Submitted to: American Journal of Physiology - Endocrinology and Metabolism
Publication Type: Peer reviewed journal
Publication Acceptance Date: 7/11/2006
Publication Date: 1/8/2007
Citation: Balasubramanyam, A., Mersmann, H., Jahoor, F., Phillips, T.M., Sekhar, R.V., Schubert, U., Brar, B., Iyer, D., Smith, E.O., Takahashi, H., Lu, H., Anderson, P., Kino, T., Henklein, P., Kopp, J.B. 2007. Effects of transgenic expression of HIV-1 Vpr on lipid and energy metabolism in mice. American Journal of Physiology - Endocrinology and Metabolism. 292(1):E40-E48. Interpretive Summary: When people are infected with HIV the way their bodies handle fat changes leads to high levels of fat and cholesterol in their blood. The way they use fat for energy also changes. It is important to know what causes these changes because it can lead to early heart disease. In this study we wanted to find out whether a protein made by HIV called Vpr is responsible for these fat changes. We made some special mice that manufactured a lot of Vpr in their bodies and compared them to normal mice. We found that mice that made a lot of Vpr altered the way they handled fat in their bodies and also how they used fat for energy production.

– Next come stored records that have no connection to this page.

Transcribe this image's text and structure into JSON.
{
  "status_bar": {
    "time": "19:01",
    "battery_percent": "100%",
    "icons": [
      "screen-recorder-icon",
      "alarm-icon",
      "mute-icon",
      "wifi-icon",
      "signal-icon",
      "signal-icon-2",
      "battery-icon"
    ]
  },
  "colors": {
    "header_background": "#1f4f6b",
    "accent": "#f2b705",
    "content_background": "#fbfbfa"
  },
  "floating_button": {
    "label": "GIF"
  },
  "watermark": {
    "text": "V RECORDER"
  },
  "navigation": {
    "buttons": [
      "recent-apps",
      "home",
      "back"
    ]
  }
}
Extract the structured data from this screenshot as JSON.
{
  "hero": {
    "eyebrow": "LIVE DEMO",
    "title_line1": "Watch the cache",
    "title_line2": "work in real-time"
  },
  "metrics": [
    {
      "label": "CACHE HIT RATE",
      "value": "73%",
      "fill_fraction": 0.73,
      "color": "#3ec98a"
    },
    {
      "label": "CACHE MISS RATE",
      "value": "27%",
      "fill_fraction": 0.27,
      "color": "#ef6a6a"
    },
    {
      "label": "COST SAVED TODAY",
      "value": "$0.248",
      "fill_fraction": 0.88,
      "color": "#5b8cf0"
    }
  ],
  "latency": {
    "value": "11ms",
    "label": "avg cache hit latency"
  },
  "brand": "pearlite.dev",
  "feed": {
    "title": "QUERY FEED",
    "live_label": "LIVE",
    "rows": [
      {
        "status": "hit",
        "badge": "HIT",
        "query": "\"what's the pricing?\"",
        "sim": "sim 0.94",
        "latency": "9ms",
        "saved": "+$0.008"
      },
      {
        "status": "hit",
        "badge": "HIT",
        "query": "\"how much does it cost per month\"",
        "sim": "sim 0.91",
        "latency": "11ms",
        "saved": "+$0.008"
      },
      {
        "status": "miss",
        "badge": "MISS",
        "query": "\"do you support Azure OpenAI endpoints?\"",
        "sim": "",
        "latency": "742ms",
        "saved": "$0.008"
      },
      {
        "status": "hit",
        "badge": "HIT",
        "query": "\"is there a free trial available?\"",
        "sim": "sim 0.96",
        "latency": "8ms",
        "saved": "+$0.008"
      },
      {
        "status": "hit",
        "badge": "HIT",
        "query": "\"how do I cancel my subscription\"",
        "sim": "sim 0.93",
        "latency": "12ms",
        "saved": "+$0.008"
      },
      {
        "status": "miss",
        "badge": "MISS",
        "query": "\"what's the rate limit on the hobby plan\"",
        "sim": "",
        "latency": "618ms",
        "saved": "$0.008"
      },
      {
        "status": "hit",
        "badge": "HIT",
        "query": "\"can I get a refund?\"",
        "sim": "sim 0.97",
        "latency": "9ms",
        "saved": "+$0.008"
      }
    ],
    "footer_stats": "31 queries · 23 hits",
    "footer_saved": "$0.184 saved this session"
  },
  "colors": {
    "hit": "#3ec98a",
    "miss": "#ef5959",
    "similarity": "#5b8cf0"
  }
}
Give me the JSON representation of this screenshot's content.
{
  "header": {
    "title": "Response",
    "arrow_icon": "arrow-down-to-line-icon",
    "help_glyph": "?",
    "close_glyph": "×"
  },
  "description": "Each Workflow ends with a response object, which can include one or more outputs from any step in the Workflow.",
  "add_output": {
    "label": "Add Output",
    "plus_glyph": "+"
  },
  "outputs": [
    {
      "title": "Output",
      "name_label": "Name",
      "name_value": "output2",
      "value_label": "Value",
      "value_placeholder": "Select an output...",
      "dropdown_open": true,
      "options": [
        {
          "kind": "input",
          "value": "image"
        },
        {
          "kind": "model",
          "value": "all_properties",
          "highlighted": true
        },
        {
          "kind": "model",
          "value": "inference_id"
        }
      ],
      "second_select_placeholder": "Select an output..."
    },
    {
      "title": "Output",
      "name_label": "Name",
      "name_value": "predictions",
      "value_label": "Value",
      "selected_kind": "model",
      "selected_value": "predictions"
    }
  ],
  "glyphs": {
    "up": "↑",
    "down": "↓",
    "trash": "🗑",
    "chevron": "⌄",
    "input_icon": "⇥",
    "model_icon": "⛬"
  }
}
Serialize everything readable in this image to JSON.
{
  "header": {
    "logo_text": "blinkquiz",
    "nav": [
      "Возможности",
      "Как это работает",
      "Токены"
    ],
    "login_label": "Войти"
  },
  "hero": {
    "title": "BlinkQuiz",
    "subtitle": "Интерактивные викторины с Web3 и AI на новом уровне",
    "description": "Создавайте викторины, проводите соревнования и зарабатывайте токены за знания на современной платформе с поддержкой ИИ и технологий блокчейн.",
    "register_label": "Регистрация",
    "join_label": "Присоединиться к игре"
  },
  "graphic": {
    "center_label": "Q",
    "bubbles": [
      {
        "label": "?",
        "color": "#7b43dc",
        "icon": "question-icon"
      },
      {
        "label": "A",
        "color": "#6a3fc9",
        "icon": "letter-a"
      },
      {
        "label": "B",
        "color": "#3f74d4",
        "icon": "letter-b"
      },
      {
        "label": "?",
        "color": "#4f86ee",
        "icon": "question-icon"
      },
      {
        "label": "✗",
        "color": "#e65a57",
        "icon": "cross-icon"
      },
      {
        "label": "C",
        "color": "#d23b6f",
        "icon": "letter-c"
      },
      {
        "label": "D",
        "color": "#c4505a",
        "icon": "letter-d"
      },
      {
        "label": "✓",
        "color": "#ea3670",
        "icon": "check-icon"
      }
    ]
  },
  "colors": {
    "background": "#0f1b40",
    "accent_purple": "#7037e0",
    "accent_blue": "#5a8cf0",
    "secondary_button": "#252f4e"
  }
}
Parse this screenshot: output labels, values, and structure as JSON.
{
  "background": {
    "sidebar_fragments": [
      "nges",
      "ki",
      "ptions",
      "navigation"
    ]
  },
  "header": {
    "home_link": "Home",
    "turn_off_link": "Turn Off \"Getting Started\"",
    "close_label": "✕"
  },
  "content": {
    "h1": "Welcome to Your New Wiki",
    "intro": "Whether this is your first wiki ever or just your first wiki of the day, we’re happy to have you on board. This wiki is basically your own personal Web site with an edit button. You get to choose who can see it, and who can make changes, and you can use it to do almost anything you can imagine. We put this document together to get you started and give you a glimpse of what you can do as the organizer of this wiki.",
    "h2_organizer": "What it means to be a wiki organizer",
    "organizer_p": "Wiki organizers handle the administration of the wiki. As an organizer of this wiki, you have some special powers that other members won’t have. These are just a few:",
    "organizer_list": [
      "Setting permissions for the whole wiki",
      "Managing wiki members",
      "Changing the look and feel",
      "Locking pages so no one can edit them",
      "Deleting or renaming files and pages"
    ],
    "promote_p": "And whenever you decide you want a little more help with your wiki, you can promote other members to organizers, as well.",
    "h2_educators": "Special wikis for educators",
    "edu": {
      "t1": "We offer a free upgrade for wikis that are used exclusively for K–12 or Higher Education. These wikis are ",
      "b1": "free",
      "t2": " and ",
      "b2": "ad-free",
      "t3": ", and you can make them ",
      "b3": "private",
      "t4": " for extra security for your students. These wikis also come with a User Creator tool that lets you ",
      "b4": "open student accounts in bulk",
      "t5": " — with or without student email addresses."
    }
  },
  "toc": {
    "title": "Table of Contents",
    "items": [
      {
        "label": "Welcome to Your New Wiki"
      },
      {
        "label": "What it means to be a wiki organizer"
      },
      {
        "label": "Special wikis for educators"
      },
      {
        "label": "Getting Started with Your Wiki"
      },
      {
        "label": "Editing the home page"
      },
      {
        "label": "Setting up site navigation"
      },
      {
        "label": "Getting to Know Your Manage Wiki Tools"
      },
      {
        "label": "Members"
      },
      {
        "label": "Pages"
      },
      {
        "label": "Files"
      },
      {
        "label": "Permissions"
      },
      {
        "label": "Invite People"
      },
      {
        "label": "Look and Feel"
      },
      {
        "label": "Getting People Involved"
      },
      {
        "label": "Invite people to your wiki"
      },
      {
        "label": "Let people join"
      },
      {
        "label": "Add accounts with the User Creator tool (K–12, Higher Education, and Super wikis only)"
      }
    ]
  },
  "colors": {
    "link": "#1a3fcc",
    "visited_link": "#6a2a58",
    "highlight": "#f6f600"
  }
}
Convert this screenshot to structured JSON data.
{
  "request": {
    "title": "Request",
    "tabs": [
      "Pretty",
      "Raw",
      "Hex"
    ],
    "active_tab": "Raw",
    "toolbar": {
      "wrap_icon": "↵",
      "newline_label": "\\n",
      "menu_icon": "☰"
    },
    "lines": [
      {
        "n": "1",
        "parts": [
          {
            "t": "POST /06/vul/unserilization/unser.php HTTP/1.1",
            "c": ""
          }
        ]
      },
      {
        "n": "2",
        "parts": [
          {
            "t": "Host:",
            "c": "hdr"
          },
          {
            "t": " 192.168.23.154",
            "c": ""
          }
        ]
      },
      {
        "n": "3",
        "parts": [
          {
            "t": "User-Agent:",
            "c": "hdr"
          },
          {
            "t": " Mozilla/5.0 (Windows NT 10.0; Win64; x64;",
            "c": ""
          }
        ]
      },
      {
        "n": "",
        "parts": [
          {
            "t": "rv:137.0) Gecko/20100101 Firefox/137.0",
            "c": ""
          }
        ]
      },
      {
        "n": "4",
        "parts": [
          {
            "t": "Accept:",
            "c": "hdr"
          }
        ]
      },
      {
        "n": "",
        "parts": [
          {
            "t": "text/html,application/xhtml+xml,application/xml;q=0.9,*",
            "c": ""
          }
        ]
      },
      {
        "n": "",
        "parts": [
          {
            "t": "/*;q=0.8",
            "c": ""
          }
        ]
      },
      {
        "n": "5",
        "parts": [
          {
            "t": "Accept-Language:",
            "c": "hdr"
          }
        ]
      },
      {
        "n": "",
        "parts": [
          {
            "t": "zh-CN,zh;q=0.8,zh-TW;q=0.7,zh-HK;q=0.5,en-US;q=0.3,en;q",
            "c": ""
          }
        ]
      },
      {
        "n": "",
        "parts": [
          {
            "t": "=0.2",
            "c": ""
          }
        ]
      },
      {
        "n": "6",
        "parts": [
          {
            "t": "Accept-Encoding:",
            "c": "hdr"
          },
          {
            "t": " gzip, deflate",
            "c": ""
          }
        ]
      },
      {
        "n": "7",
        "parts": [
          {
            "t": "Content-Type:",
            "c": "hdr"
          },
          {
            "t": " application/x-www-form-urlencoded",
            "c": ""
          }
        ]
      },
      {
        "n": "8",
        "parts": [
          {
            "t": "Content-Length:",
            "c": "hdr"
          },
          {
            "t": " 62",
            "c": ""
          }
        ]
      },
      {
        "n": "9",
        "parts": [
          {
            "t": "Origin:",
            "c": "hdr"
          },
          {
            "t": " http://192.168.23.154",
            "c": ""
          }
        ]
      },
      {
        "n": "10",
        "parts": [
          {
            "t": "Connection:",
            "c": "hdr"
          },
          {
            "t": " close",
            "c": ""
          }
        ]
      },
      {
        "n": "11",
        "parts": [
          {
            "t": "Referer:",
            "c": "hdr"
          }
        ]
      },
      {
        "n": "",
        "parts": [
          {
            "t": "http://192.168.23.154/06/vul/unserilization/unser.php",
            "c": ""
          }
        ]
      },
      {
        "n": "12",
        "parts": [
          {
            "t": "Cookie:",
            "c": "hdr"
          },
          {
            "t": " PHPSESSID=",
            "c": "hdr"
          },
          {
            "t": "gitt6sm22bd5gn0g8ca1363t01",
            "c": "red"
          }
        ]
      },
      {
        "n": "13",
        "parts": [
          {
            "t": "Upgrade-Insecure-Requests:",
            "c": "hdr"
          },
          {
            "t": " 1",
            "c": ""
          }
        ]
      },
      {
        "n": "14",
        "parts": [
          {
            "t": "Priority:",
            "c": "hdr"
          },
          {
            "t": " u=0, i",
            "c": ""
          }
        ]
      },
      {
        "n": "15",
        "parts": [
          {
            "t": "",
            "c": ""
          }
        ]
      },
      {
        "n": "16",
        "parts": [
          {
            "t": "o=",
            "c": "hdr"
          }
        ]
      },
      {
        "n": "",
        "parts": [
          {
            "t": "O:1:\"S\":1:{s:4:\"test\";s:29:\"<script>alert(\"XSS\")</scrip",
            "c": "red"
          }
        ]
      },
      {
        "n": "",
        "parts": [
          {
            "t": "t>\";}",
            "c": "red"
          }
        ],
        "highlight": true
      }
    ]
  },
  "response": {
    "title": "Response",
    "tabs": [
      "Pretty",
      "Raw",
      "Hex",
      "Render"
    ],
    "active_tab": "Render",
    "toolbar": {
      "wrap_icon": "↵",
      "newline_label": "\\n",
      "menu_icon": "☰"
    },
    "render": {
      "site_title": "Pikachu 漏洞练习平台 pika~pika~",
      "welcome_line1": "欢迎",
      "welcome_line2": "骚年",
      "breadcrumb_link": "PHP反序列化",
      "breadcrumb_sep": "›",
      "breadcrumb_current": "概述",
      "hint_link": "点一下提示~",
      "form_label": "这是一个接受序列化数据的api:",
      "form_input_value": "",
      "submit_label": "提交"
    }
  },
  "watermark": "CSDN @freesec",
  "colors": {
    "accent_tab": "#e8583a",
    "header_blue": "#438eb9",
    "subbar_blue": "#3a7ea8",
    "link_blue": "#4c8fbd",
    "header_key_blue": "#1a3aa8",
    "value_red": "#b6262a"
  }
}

Technical Abstract: HIV infection is associated with abnormal lipid metabolism, body fat redistribution, and altered energy expenditure. The pathogenesis of these complex abnormalities is unclear. Viral protein R (Vpr), an HIV-1 accessory protein, can regulate gene transcription mediated by the glucocorticoid receptor and peroxisome proliferator-activated receptor-gamma and affect mitochondrial function in vitro. To test the hypothesis that expression of Vpr in liver and adipocytes can alter lipid metabolism in vivo, we engineered mice to express Vpr under control of the phosphoenolpyruvate carboxykinase promoter in a tissue-specific and inducible manner and investigated the effects of dietary fat, indinavir, and dexamethasone on energy metabolism and body composition. The transgenic mice expressed Vpr mRNA in white and brown adipose tissues and liver, and immunoaffinity capillary electrophoresis revealed that they had free Vpr protein in the plasma. Compared with wild-type (WT) animals, Vpr mice had lower plasma triglyceride levels after 6 wk (P < 0.05) but not after 10 wk of a high-fat diet, and lower plasma cholesterol levels after 10 wk of high-fat diet (P < 0.05). Treatment with dexamethasone obviated group differences, whereas indinavir had no significant independent effect on lipids. In the fasted state, Vpr mice had a higher respiratory quotient than WT mice (P < 0.05). These data provide the first in vivo evidence that HIV-1 Vpr expressed at low levels in adipose tissues and liver can 1) circulate in the blood, 2) regulate lipid and fatty acid metabolism, and 3) alter fuel selection for oxidation in the fasted state.